It has been months of Ikemefuna's death. Losing him is like having
a deep scar on my body. I am like been thrown into the darkness. There is no
light, no love, no hope... At the very first beginning when he is not besides
me, I feel like losing the direction of life. Sooner or later, I realize that I
am actually assuming him as my brother to look up to. I am some sort of
depending on him, learning how to be a real man to please my father, to please
my society, to please everyone. The time passes like a blink of an eye, it has
been one year of my brother's death. But, I'm still haunted by the tragedy
every night. Sometimes, I do feel like: the life is meaningless? Can I just
kill myself to wash away all of the the unhappiness and hatred feelings in my
deep recesses? I am like hovering between the life and death.
As for my evil father, I can't actually forgive him. 'How could he
do this to him? Won't he feel desperate of losing his son? The questions as
such keep on filling my thoughts. I hate my dad, I hate the villagers around
who are trying to justify the death of Ikemefuna, I hate the Igbo religious
customs. I know I shouldn't think this way. But I can't! I can't stop myself
from questioning my father's capability. I even start believing that the order
from the Oracle of Hill is not necessarily to be obeyed. Why should this kind
of rules still exist in this world? Why must we follow the order blindly even
though we need to do inhuman things? Does it really make sense? Taking
someone's life is not as easy as like breaking a glass. 'Never take someone for
granted, hold every person close to your heart, because you might wake up one
day and realize that you've lost a diamond', I always say to myself.
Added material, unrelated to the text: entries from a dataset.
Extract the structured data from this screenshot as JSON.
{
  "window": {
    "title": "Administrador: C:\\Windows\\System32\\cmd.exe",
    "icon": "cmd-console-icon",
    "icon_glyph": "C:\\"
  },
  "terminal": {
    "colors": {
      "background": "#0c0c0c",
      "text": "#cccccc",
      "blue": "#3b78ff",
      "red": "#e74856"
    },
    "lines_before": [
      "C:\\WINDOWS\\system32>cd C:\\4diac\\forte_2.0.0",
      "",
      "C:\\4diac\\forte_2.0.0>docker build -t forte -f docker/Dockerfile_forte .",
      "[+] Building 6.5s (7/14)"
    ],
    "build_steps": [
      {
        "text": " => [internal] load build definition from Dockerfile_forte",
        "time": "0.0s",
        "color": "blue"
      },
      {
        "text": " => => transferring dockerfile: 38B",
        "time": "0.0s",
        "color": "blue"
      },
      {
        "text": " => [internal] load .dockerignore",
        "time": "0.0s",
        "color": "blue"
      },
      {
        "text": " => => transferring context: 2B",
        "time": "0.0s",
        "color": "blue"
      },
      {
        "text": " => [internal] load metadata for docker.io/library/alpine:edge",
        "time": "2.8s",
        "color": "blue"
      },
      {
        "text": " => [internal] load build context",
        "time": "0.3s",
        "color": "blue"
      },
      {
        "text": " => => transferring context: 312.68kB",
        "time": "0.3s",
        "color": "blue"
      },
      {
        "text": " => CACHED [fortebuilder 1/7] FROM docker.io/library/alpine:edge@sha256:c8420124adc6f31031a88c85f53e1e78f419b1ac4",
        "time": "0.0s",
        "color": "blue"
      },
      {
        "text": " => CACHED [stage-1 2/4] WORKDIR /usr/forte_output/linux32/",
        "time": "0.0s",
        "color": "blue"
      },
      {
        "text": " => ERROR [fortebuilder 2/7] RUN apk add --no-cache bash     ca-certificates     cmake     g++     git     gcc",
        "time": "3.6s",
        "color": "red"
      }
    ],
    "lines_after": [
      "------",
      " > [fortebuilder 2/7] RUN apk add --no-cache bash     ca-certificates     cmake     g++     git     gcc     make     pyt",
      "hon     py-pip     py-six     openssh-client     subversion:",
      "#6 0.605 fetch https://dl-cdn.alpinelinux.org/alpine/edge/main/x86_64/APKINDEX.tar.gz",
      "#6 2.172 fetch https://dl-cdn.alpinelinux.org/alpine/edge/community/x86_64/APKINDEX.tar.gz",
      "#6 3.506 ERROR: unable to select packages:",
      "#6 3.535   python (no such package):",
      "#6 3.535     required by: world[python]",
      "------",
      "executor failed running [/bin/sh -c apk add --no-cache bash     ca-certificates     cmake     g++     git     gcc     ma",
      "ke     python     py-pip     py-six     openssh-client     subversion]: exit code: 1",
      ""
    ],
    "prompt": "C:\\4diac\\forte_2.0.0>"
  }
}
The grudge towards my tradition continues to expand. I start to
question everything which is considered as the untouchable in our society. I’m
starting to question the validity of lyi-uwa and Ogbanje? Why everyone thinks
that Ogbanje can reincarnate itself only to die again as a baby? I have
actually witnessed the truth by myself. The so-called “Ogbanje” which is
believed to be my sister shows the people the location of the Iyi-ugwa. After
much deliberation, she decides on a spot in the forest and the medicine man
begins to dig. All of the bystanders, except for me, go off to the side leaving
the medicine man do his work. Therefore, I’m the only one who realizes that the
Iyi-uwa is actually planted in that spot by the medicine man. Besides, there
are some 'English men' come to me and keep on persuading me to join their
religion. I’m really puzzled, but the change to the religion is yet to be
considered. I don't like the killing culture. I don’t like the immorality of my
society. I want to have a great change of their thinking. Finally, the
illegitimacy of the Iyi-uwa, along with the practice of killing twins babies,
and the murder of Ikemefuna tears a gaping hole into my faith; and this hole
will be filled by a new religion - Christianity.